The National Union of Students’ new Charter for Mental Health in Further Education Colleges reports that stigma around mental illness prevents many students from accessing mental health services. They call on colleges to not just invest in services but also to look holistically at college life, and create policies and procedures to both provide better mental health support and tackle its causes.

 

Discussions in the media and academic research tend to focus on the needs of schools and universities but, the NUS ask – what about those students between 16 and 18 in further education (FE)?

 

Their 2015 mental health survey of FE students found that, in the last year

  • 87% of total respondents have felt stress
  • 77% have suffered anxiety
  • 69% have felt depressed in the last year.
  • Most concerning, 33% of total respondents have had suicidal thoughts – around double the figure (17%) for the general population. This rose to 55% amongst respondents who did not identify as heterosexual.

 

Despite all the awareness raising campaigns, students described a continuing lack of understanding around mental health.

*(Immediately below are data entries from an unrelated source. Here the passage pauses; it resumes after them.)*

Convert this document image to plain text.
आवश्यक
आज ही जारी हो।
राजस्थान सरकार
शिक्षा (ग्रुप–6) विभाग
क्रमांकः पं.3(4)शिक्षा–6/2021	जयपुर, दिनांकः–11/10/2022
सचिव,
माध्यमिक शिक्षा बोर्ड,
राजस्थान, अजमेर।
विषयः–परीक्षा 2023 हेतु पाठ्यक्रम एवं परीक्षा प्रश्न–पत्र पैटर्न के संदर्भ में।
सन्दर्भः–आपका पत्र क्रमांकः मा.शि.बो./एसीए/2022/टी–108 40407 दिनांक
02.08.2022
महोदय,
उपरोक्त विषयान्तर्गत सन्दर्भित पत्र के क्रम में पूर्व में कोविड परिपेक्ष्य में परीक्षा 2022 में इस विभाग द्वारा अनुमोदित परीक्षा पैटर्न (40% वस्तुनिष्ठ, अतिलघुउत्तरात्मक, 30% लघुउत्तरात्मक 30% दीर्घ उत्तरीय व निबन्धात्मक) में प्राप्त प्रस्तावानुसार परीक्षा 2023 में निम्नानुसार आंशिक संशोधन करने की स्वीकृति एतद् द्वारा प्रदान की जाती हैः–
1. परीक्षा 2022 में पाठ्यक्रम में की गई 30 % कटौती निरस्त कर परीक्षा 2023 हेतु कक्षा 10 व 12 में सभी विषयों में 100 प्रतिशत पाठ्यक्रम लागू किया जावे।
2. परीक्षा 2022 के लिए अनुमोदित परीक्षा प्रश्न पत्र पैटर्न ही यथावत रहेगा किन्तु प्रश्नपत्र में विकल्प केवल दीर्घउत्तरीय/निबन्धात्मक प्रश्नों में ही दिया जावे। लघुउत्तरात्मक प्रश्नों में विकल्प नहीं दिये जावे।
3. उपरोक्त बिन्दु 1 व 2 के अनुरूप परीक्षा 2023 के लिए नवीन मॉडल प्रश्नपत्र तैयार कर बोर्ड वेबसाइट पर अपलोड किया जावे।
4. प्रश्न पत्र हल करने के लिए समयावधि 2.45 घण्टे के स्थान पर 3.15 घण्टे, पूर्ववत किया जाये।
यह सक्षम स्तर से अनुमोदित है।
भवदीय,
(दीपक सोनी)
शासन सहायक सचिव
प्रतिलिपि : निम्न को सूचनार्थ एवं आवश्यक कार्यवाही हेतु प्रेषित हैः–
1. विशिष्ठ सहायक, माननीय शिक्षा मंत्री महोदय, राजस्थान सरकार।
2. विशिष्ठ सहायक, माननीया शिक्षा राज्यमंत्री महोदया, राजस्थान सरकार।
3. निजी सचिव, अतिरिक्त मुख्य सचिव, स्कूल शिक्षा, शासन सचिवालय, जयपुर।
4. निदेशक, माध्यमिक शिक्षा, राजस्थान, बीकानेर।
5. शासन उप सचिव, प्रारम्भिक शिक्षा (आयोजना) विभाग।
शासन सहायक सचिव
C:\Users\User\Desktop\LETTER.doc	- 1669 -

Stigma and discrimination relating to mental health was experienced by 90% of young people experience stigma and discrimination about their mental health.

 

Barriers to accessing treatments included

  • Stigma and a perception that one would be considered “weak” for asking for help
  • A lack of recognition or acceptance of a problem
  • Believing their situation was “not serious enough” to warrant accessing services

 

Other factors included a perceived lack of staff training in mental health awareness, poor communication of the services available, long waiting lists, concerns about funding and availability of services and a lack of trust in services.

What do students want mental health provision to look like?

  • Adequately funded so that students can access the right support when it is needed
  • More highly trained counsellors, mental health aware-staff and trained peer supporters
  • Proactive rather than fire-fighting crises

Importantly, students want to collaborate in the support they receive. This is encouraging as it denotes a willingness to be empowered and active in the solution to an individual problem.

The NUS reports that “Students don’t simply want to be told that they have to take the only option that is available to them. Mental health issues affect people differently and what works for one student won’t necessarily work for another. They need to be consulted, spoken to and listened to in any discussions around mental health provision.”

As mental health professionals, we should always be flexible in the services we offer. We must recognise and respect that there are a wide range of options in addition to traditional talking therapies, for example courses on mindfulness, resilience and self-care and indeed services such as our blended e-health trauma support programme.

They are not intended to replace traditional talking therapies but reflect the recognition that one size will never fit all.